À l’issue de la manifestation des blouses blanches dimanche 15 mars, qui a mobilisé 19 000 personnes selon la police, entre 40 000 et 50 000 selon les organisateurs, syndicats de médecins et d’internes sont d’accord sur un point : entre les opposants au projet de loi de santé et le ministère, les points de vue ne se sont pas rapprochés. Au contraire, c’est un dialogue de sourds qui s’installe.
La décision de Marisol Touraine d’examiner le texte en procédure accélérée n’est pas de nature à apaiser les esprits (il n’y aura qu’une seule lecture à l’Assemblée et au Sénat, ce qui marque la volonté du gouvernement d’aller le plus vite possible).
Des amendements pour solde de tout compte ?
« Marisol Touraine [qui a reçu une délégation de leaders médicaux après la manifestation] n’a rien annoncé de nouveau », se désole en tout cas Mélanie Marquet, présidente de l’ISNI (internes). « Il ne s’est rien dit de nouveau qu’on ne sache déjà », grince aussi le Dr Jean-Paul Ortiz, président de la CSMF.
Le Dr Claude Leicher, président de MG France, nuance le propos. La ministre aurait demandé aux complémentaires de proposer, pour la mise en place du tiers payant, un dispositif commun avec le régime obligatoire (avec flux unique des données et système unique de paiement).

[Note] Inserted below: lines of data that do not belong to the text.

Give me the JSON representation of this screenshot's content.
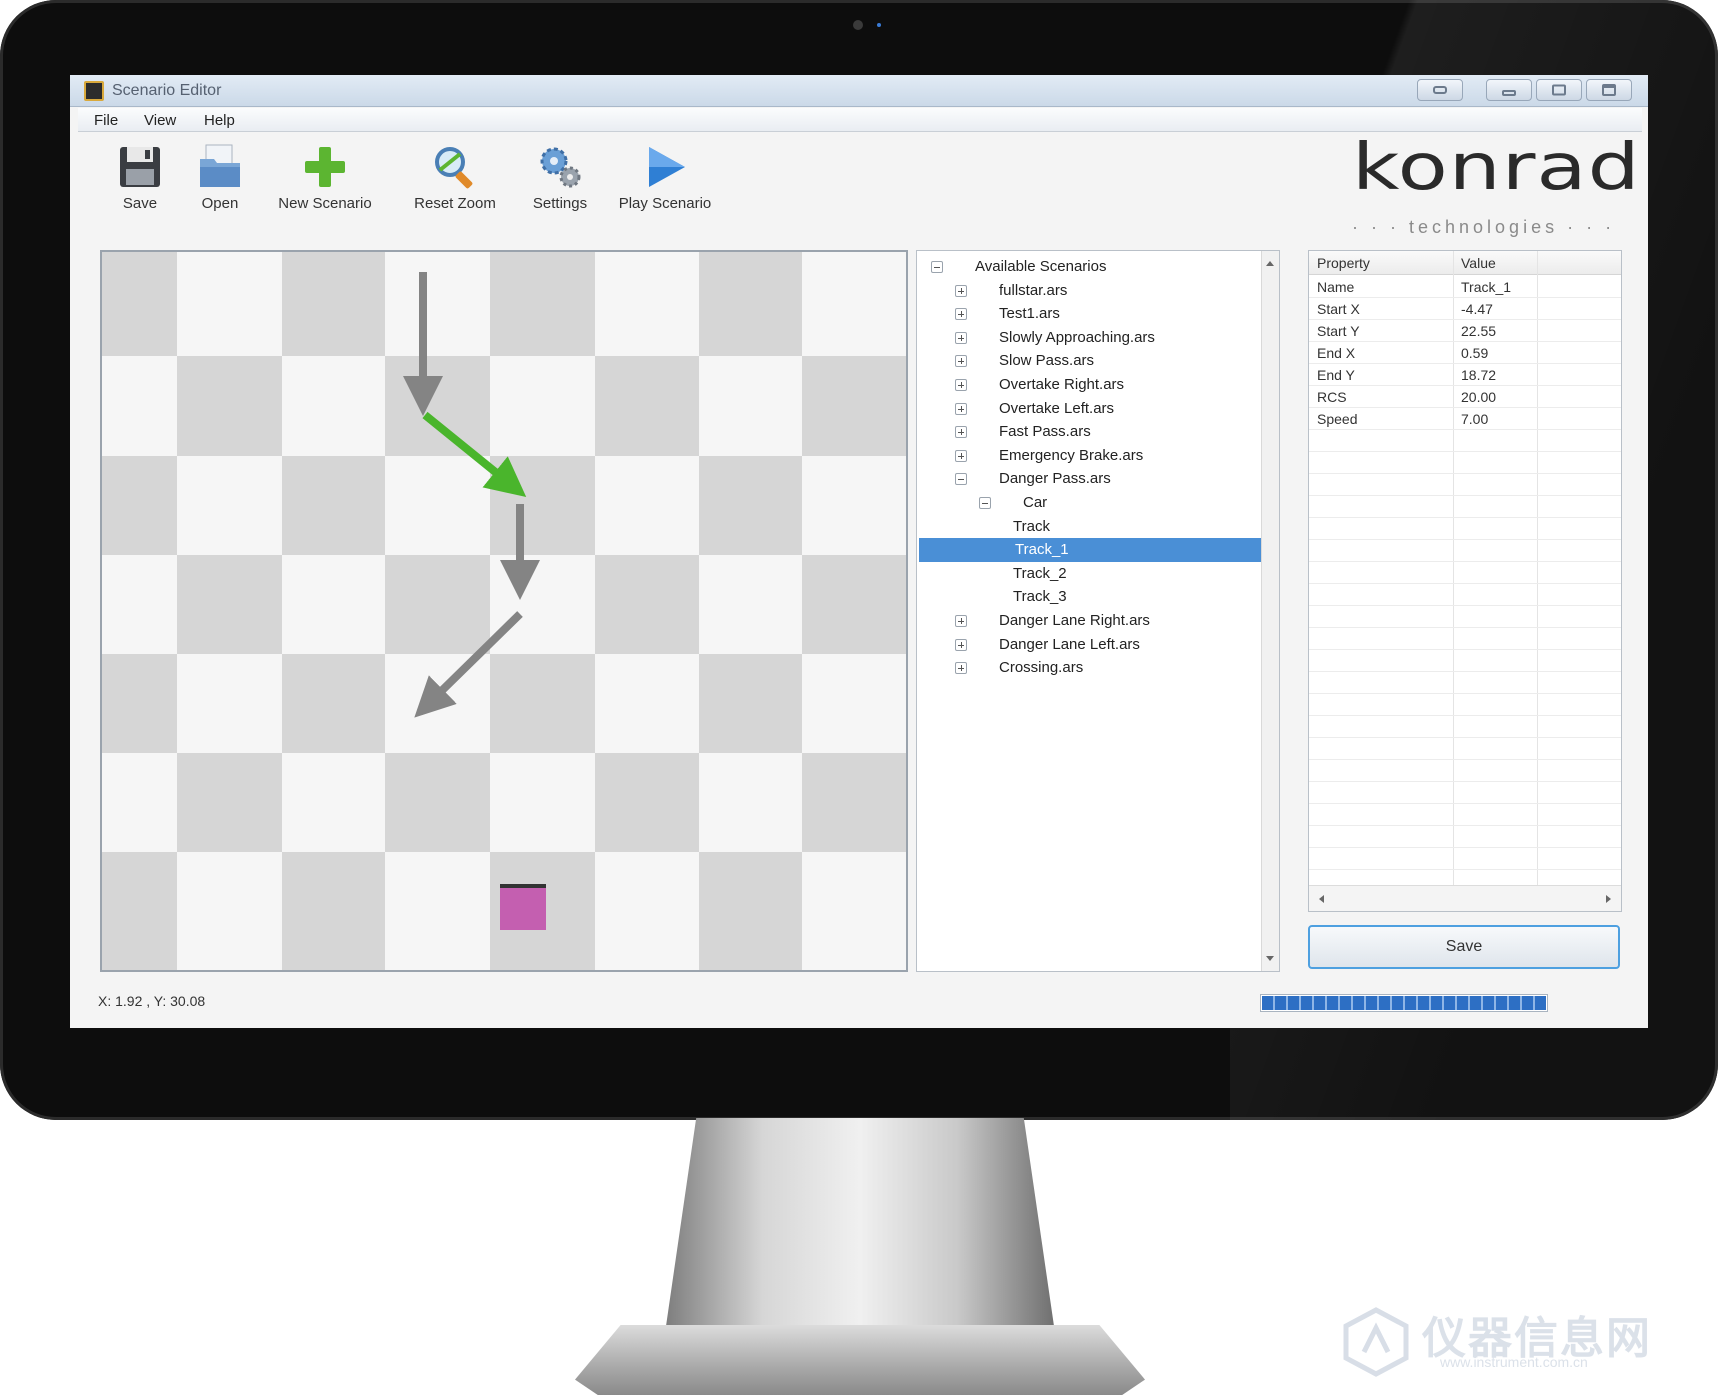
{
  "window": {
    "title": "Scenario Editor"
  },
  "menu": [
    "File",
    "View",
    "Help"
  ],
  "toolbar": [
    {
      "label": "Save",
      "icon": "floppy-disk-icon"
    },
    {
      "label": "Open",
      "icon": "open-folder-icon"
    },
    {
      "label": "New Scenario",
      "icon": "green-plus-icon"
    },
    {
      "label": "Reset Zoom",
      "icon": "magnifier-icon"
    },
    {
      "label": "Settings",
      "icon": "gears-icon"
    },
    {
      "label": "Play Scenario",
      "icon": "play-triangle-icon"
    }
  ],
  "logo": {
    "word": "konrad",
    "tagline": "technologies"
  },
  "canvas": {
    "grid_colors": {
      "light": "#f6f6f6",
      "dark": "#d6d6d6"
    },
    "track_colors": {
      "default": "#848484",
      "selected": "#4ab52c"
    },
    "object_color": "#c45fb0"
  },
  "tree": {
    "root": "Available Scenarios",
    "items": [
      {
        "label": "fullstar.ars"
      },
      {
        "label": "Test1.ars"
      },
      {
        "label": "Slowly Approaching.ars"
      },
      {
        "label": "Slow Pass.ars"
      },
      {
        "label": "Overtake Right.ars"
      },
      {
        "label": "Overtake Left.ars"
      },
      {
        "label": "Fast Pass.ars"
      },
      {
        "label": "Emergency Brake.ars"
      },
      {
        "label": "Danger Pass.ars"
      },
      {
        "label": "Car"
      },
      {
        "label": "Track"
      },
      {
        "label": "Track_1"
      },
      {
        "label": "Track_2"
      },
      {
        "label": "Track_3"
      },
      {
        "label": "Danger Lane Right.ars"
      },
      {
        "label": "Danger Lane Left.ars"
      },
      {
        "label": "Crossing.ars"
      }
    ]
  },
  "properties": {
    "header": {
      "property": "Property",
      "value": "Value"
    },
    "rows": [
      {
        "property": "Name",
        "value": "Track_1"
      },
      {
        "property": "Start X",
        "value": "-4.47"
      },
      {
        "property": "Start Y",
        "value": "22.55"
      },
      {
        "property": "End X",
        "value": "0.59"
      },
      {
        "property": "End Y",
        "value": "18.72"
      },
      {
        "property": "RCS",
        "value": "20.00"
      },
      {
        "property": "Speed",
        "value": "7.00"
      }
    ],
    "save_label": "Save"
  },
  "status": {
    "coords": "X: 1.92 , Y: 30.08",
    "progress": 1.0,
    "accent": "#2d6fc4"
  },
  "watermark": {
    "text": "仪器信息网",
    "url": "www.instrument.com.cn"
  }
}
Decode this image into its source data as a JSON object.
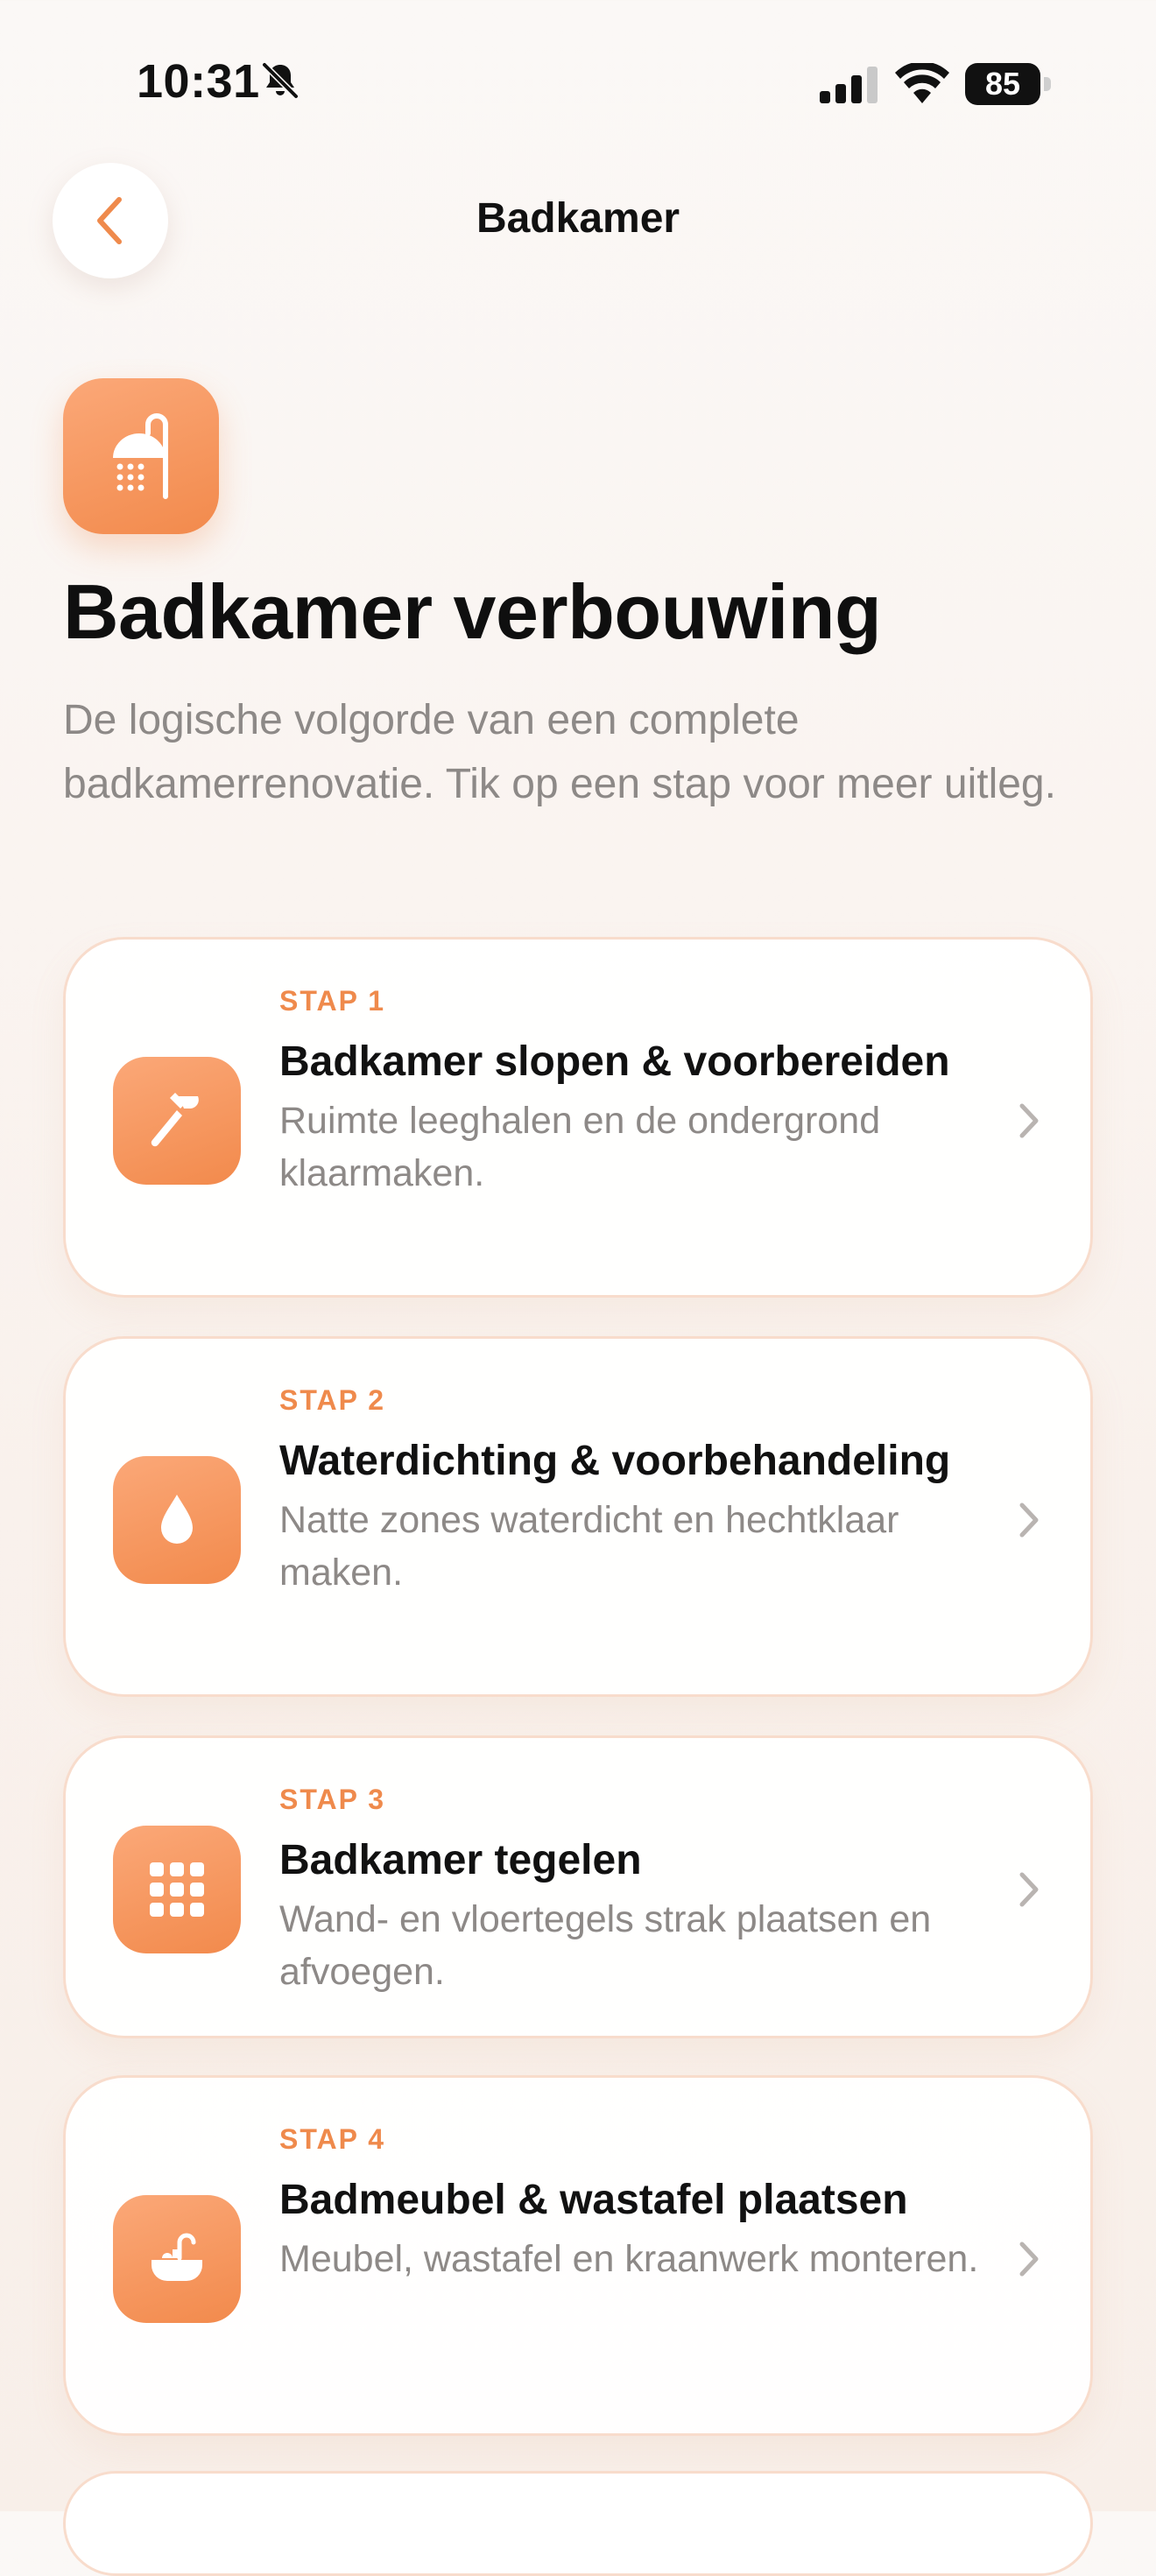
{
  "status_bar": {
    "time": "10:31",
    "battery": "85",
    "battery_level": 0.85,
    "icons": [
      "bell-slash-icon",
      "signal-icon",
      "wifi-icon",
      "battery-icon"
    ]
  },
  "nav": {
    "title": "Badkamer",
    "back_icon": "chevron-left-icon"
  },
  "header": {
    "icon": "shower-icon",
    "title": "Badkamer verbouwing",
    "description": "De logische volgorde van een complete badkamerrenovatie. Tik op een stap voor meer uitleg."
  },
  "steps": [
    {
      "step": "STAP 1",
      "title": "Badkamer slopen & voorbereiden",
      "description": "Ruimte leeghalen en de ondergrond klaarmaken.",
      "icon": "hammer-icon"
    },
    {
      "step": "STAP 2",
      "title": "Waterdichting & voorbehandeling",
      "description": "Natte zones waterdicht en hechtklaar maken.",
      "icon": "drop-icon"
    },
    {
      "step": "STAP 3",
      "title": "Badkamer tegelen",
      "description": "Wand- en vloertegels strak plaatsen en afvoegen.",
      "icon": "tiles-grid-icon"
    },
    {
      "step": "STAP 4",
      "title": "Badmeubel & wastafel plaatsen",
      "description": "Meubel, wastafel en kraanwerk monteren.",
      "icon": "sink-icon"
    }
  ],
  "colors": {
    "accent": "#ef8a4c",
    "accent_light": "#fba878",
    "text": "#111111",
    "muted": "#8d8987",
    "card_border": "#f8dccc"
  }
}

Marisol Touraine a du moins admis dimanche que la réforme « ne se ferait pas sans les médecins », réaffirmant sa volonté de dialogue. « J’ai déposé à l’Assemblée nationale des amendements qui permettent de répondre aux préoccupations exprimées », a assuré Marisol Touraine. Comme prévu, les amendements gouvernementaux annoncés portent (notamment) sur l’organisation des soins dans les territoires, les garanties de paiement pour les médecins dans le cadre du tiers payant (avec pénalités de retard pour l’assurance-maladie) et la vaccination par les pharmaciens (qui sera seulement expérimentée). L’examen du texte débute ce mardi en commission des affaires sociales à l’Assemblée nationale.
Une nouvelle mobilisation des internes?
Faute de concret, les internes n’excluent pas de sortir à nouveau la hache de guerre. « Nous allons étudier de près les amendements du gouvernement pour voir si les promesses y trouvent leur traduction », précise Mélanie Marquet. Jugeant que les réponses ministérielles ne sont pas à la hauteur à ce stade, les internes songent déjà à un mouvement de grève illimité, qui pourrait être voté « dans les jours qui viennent ».
À MG France, le président Claude Leicher veut lire et analyser les amendements du gouvernement pour voir si ses propositions y sont reprises. « Elles forment un tout, répète-t-il. S’il y manque un seul élément, le virage ambulatoire promis se casse la figure ». « Si nos propositions ne sont pas reprises, la loi Touraine connaîtra le même sort que la loi Bachelot », vidée de sa substance par la loi Fourcade.
Bataille politique
La CSMF invite les médecins à alerter leurs députés sur les dangers que le projet de loi ferait courir au système de santé. « La représentation nationale aura des comptes à rendre aux médecins et aux électeurs », met en garde Jean-Paul Ortiz. Les cadres départementaux et régionaux de la CSMF sont invités à relayer ce mot d’ordre sur le terrain, à quelques jours des élections départementales.
La Fédération de l’hospitalisation privée (FHP) campe sur une ligne dure. Son président Lamine Gharbi exhorte estime que la « méthode Touraine est mise en échec » et appelle au départ de la ministre. Il exhorte les députés et sénateurs à supprimer les dispositions les plus controversées « notamment celles sur le tiers payant généralisé et sur le service public hospitalier ». « À quoi servirait une grande conférence sur la santé une fois le texte voté ? », argumente-t-il.